"Je confirme avoir saisi le CNOSF mercredi 12 août dans la soirée pour engager une procédure de conciliation", a indiqué à l'AFP l'avocat du club de basket, Me Xavier Lecerf-Galle.
L'objectif de cette saisine est l'obtention d'un réexamen rapide de l'admission du club champion de France en titre au championnat professionnel élite.
Selon l'avocat, cette réunion de conciliation devrait avoir lieu en présentiel ou par visioconférence "dans le courant de la semaine prochaine".

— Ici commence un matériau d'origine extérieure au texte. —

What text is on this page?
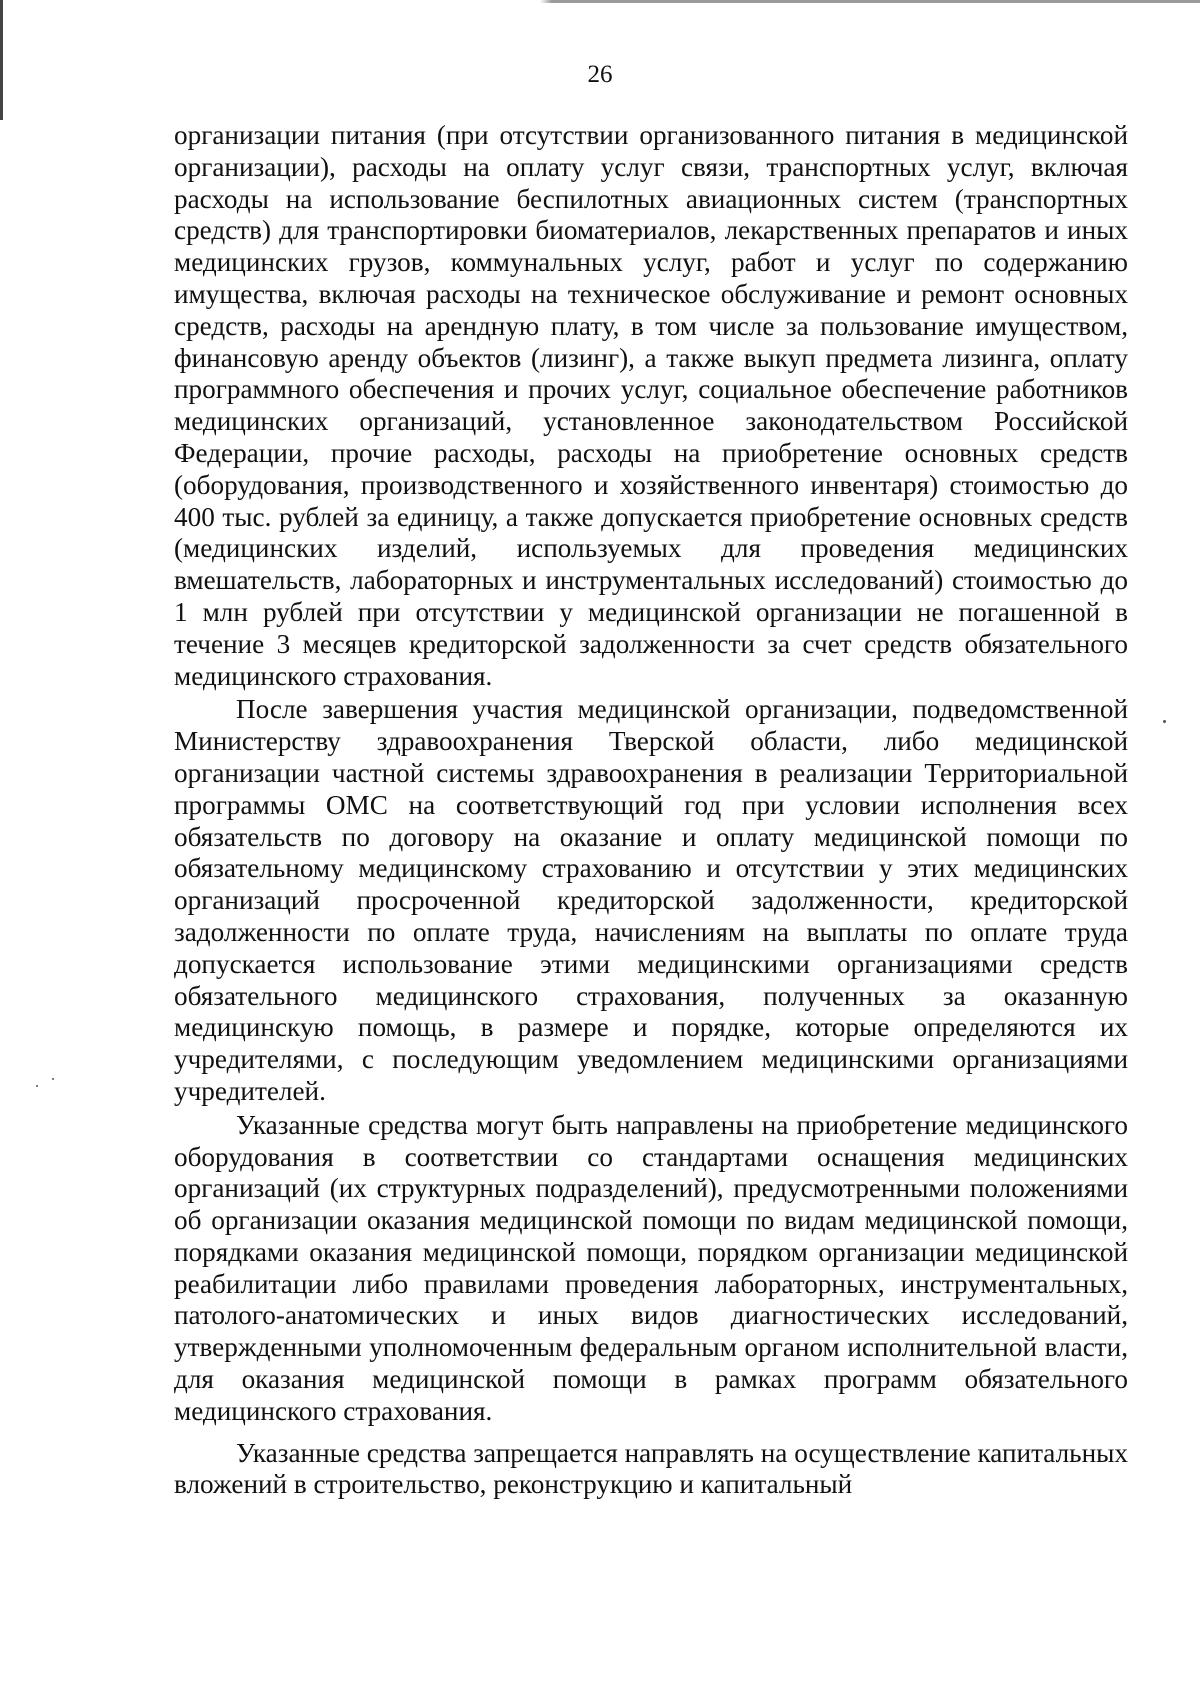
26

организации питания (при отсутствии организованного питания в медицинской организации), расходы на оплату услуг связи, транспортных услуг, включая расходы на использование беспилотных авиационных систем (транспортных средств) для транспортировки биоматериалов, лекарственных препаратов и иных медицинских грузов, коммунальных услуг, работ и услуг по содержанию имущества, включая расходы на техническое обслуживание и ремонт основных средств, расходы на арендную плату, в том числе за пользование имуществом, финансовую аренду объектов (лизинг), а также выкуп предмета лизинга, оплату программного обеспечения и прочих услуг, социальное обеспечение работников медицинских организаций, установленное законодательством Российской Федерации, прочие расходы, расходы на приобретение основных средств (оборудования, производственного и хозяйственного инвентаря) стоимостью до 400 тыс. рублей за единицу, а также допускается приобретение основных средств (медицинских изделий, используемых для проведения медицинских вмешательств, лабораторных и инструментальных исследований) стоимостью до 1 млн рублей при отсутствии у медицинской организации не погашенной в течение 3 месяцев кредиторской задолженности за счет средств обязательного медицинского страхования.

После завершения участия медицинской организации, подведомственной Министерству здравоохранения Тверской области, либо медицинской организации частной системы здравоохранения в реализации Территориальной программы ОМС на соответствующий год при условии исполнения всех обязательств по договору на оказание и оплату медицинской помощи по обязательному медицинскому страхованию и отсутствии у этих медицинских организаций просроченной кредиторской задолженности, кредиторской задолженности по оплате труда, начислениям на выплаты по оплате труда допускается использование этими медицинскими организациями средств обязательного медицинского страхования, полученных за оказанную медицинскую помощь, в размере и порядке, которые определяются их учредителями, с последующим уведомлением медицинскими организациями учредителей.

Указанные средства могут быть направлены на приобретение медицинского оборудования в соответствии со стандартами оснащения медицинских организаций (их структурных подразделений), предусмотренными положениями об организации оказания медицинской помощи по видам медицинской помощи, порядками оказания медицинской помощи, порядком организации медицинской реабилитации либо правилами проведения лабораторных, инструментальных, патолого-анатомических и иных видов диагностических исследований, утвержденными уполномоченным федеральным органом исполнительной власти, для оказания медицинской помощи в рамках программ обязательного медицинского страхования.

Указанные средства запрещается направлять на осуществление капитальных вложений в строительство, реконструкцию и капитальный
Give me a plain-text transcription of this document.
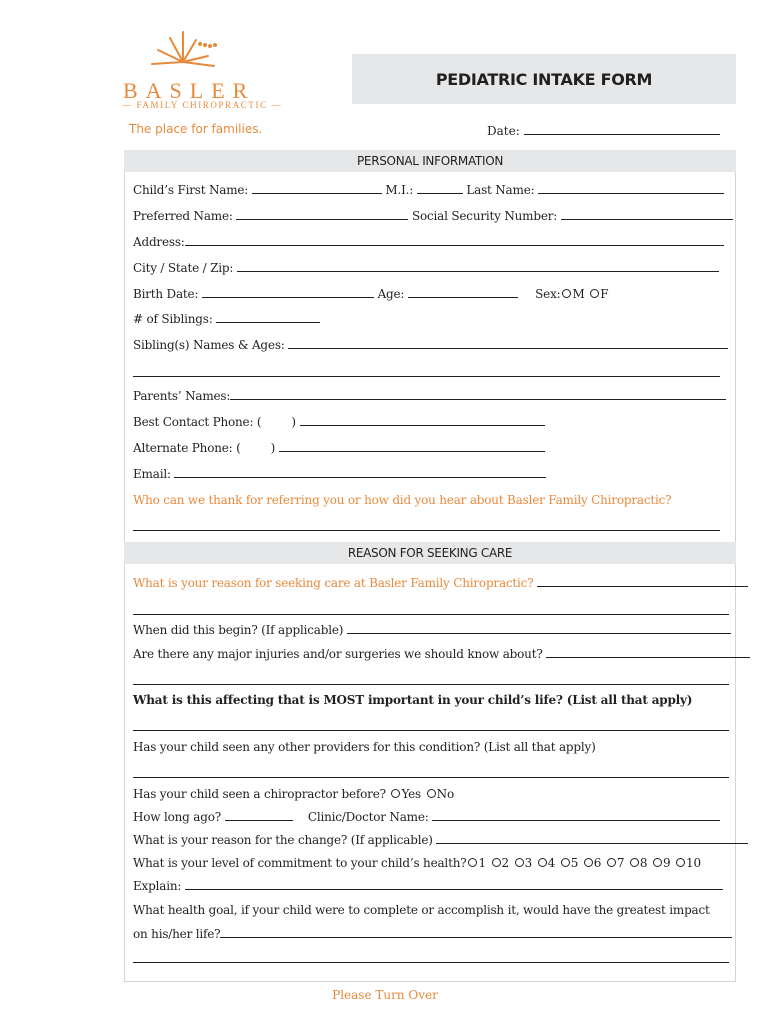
BASLER
— FAMILY CHIROPRACTIC —
The place for families.
PEDIATRIC INTAKE FORM
Date:
PERSONAL INFORMATION
Child’s First Name:	M.I.:	Last Name:
Preferred Name:	Social Security Number:
Address:
City / State / Zip:
Birth Date:	Age:	Sex: M F
# of Siblings:
Sibling(s) Names & Ages:
Parents’ Names:
Best Contact Phone: (	)
Alternate Phone: (	)
Email:
Who can we thank for referring you or how did you hear about Basler Family Chiropractic?
REASON FOR SEEKING CARE
What is your reason for seeking care at Basler Family Chiropractic?
When did this begin? (If applicable)
Are there any major injuries and/or surgeries we should know about?
What is this affecting that is MOST important in your child’s life? (List all that apply)
Has your child seen any other providers for this condition? (List all that apply)
Has your child seen a chiropractor before? Yes No
How long ago?	Clinic/Doctor Name:
What is your reason for the change? (If applicable)
What is your level of commitment to your child’s health? 1 2 3 4 5 6 7 8 9 10
Explain:
What health goal, if your child were to complete or accomplish it, would have the greatest impact
on his/her life?
Please Turn Over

Elle réunira un conciliateur spécialiste du droit du CNOSF, des représentants de la fédération (FFBB), de la Ligue et du club, dont son avocat.
Le dossier défendu sera celui mené par l'investisseur américain Jamal Mashburn, ancien joueur de NBA reconverti dans les affaires, qui n'avait pas été "en mesure de produire les documents sollicités dans les délais impartis" le 30 juillet dernier devant la chambre d'appel de la fédération. Laquelle avait confirmé l'interdiction pour le club d'engager une équipe en championnat professionnel.
Cette annonce officielle de saisine du CNOSF induit que le gouvernement monégasque, très pointilleux sur la capacité du repreneur potentiel du club à tenir ses engagements financiers (5 millions d'apport direct, 5 millions minimum durant la saison, selon différentes sources très proches du dossier), à garantir un éventuel passif futur et à justifier l'origine des fonds, a, pour sa part, validé le projet.
Dans un récent communiqué transmis à l'AFP, le gouvernement précisait que "la Principauté avait consenti des efforts pour libérer le club de ses dettes".
Or, le 10 juillet dernier, devant le tribunal de commerce de Monaco, le mandataire judiciaire chargé d'examiner les comptes du club avait indiqué que le passif s'élevait à plus de huit millions d'euros, auxquels s'ajoutent 16 millions avancés par la Société nationale de financement du gouvernement (SNF) depuis début 2026 pour assurer le fonctionnement du club.
Le club sera donc apuré des 24 millions de dettes.
Toujours selon une source proche du dossier, le consortium Helen Holdings, fonds d'investissement de Mashburn, deviendrait alors propriétaire de 97 % des 16 000 actions du club, les 3 % restants étant réservées pour l'association et les membres du conseil d'administration du club.